Every committee hearing that we attend we learn more about people who want to talk with us about their individual issues, and through this particular inquiry over a number of meetings across several states we have so many memories from people who came to tell us about their need. I just want to quote one woman who I think stayed with all of us-Kim from Victoria. This quote sums up to me so much about the spirit of people and their needs.
We were talking about this one day and a nurse said to me, 'If you had a choice, would you prefer to die at home or would you prefer to die in hospital?'
A question that people get asked.
I said, 'If I had a choice, I would prefer to die at home.'
Then she went on to say that she had thought about what was going to happen to her and that if anyone had asked her a few months ago was she going to die, she would have said, 'There's a fair chance of that!' Then she got a diagnosis. She had a fair idea that she was going to die someday. The only difference between her dying someday and dying soon was her diagnosis.
I think that was one of the key messages for all of us in this inquiry.
This issue belongs to all of us, yet one of the key aspects learnt from working with people who are interested in caring about palliative care is that so many of us do not want to talk about it. The major focus of this report is to get people to have the conversation. We have 38 recommendations from the inquiry and they are all important, every single one of them. We did not write a frivolous one. Everyone of them is looking at a need for funding, for training, for access or for coordination but the No. 1 item in the process is that all of us need to think about what we want towards the end of our lives, no matter which way the end happens.

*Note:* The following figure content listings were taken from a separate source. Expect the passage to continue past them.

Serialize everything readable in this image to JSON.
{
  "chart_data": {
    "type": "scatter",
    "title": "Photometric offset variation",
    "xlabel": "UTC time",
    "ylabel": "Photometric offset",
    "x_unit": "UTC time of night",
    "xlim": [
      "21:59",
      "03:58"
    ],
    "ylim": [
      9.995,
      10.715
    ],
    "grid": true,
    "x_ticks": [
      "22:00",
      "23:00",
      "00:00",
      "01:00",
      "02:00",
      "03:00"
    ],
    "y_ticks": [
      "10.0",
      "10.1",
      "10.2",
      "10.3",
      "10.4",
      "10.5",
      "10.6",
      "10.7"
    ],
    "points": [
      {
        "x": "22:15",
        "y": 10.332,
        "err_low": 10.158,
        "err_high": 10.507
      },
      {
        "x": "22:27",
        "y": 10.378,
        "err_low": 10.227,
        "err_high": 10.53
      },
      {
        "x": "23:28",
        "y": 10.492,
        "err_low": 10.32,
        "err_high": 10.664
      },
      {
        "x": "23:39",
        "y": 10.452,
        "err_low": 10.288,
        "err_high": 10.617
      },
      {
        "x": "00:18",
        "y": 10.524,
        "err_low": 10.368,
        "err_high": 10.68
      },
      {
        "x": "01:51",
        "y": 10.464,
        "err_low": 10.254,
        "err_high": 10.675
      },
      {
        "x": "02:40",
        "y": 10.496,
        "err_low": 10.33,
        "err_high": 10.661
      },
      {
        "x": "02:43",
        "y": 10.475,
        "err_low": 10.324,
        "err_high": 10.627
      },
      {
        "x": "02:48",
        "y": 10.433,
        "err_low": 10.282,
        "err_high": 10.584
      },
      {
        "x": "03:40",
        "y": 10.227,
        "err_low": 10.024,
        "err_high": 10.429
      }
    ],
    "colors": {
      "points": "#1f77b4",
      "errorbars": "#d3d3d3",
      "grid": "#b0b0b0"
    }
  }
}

One of the sad things about this inquiry is that we had no success in getting any media coverage. Sometimes when we bring down inquiries for our committee we have lots of people around and lots of interest shown and lots of cameras present and lots of radio interviews. At no stage did anyone ring up and ask: 'What's this inquiry about? Are you coming to talk to us? You've got 23 witnesses who have said they want to come and talk with you.' None of the media picked it up at all. So one of the key things for me out of this inquiry is this: please get the message out in the wider community. Let us talk about the issue because it belongs to all of us.
I particularly want to commend the work of Palliative Care Australia. They drove this inquiry. They were the ones who haunted our offices and said: 'This is what's happening in our country. We all need to understand the reality of palliative care.' It worked, because when you sit down and have these discussions you know that there is someone in your family or someone in your neighbourhood who is working through these issues and that one day it will be you too. One of the chapters I refer people to-and I think we will be talking about this a number of times in days to come-is the one on advanced care planning. This chapter is so important because we make recommendations about what we should do to coordinate this across the country so that your choice will be what will happen to you when you need it. There are all kinds of comments made about people who have not had their choices respected. That makes the sorrow and the pain greater. We all have the ability to make a choice about what we need, and this is one of the areas in which we can do that. So it is about a simple way of understanding the way advanced care planning can operate, its legal status and the way it will work across state boundaries-to me that jumped out from the process that we had. At the moment it is a mess. It is very uncertain how it will be handled. People know about it but the first question asked is not about that signal point, that this is what the person wants-and we are asking that that be turned around in the future.
I also express the wishes that Senator Siewert expressed about our secretariat members. We take them for granted because they always deliver. We should never do that. The secretariat worked with us through the evidence, some of which was harrowing. All of it was ennobling. Every single witness was ennobling in terms of their own experience. But while we were there as senators every single one of our secretariat members was being touched by it and I think we need to acknowledge that. The quality of the report speaks for itself. People's stories are in it and their interests are in it, so please follow it all up. We, as a committee and as a parliament, will need to follow up the recommendations about funding, which we will talk about later. But I want to acknowledge here Kim, her partner, all the people who came to talk to us and the wonderful workers across the program in Australia. Palliative care is an important issue, one that should have more focus on it. I think the No. 1 issue arising from this report is that we take it seriously.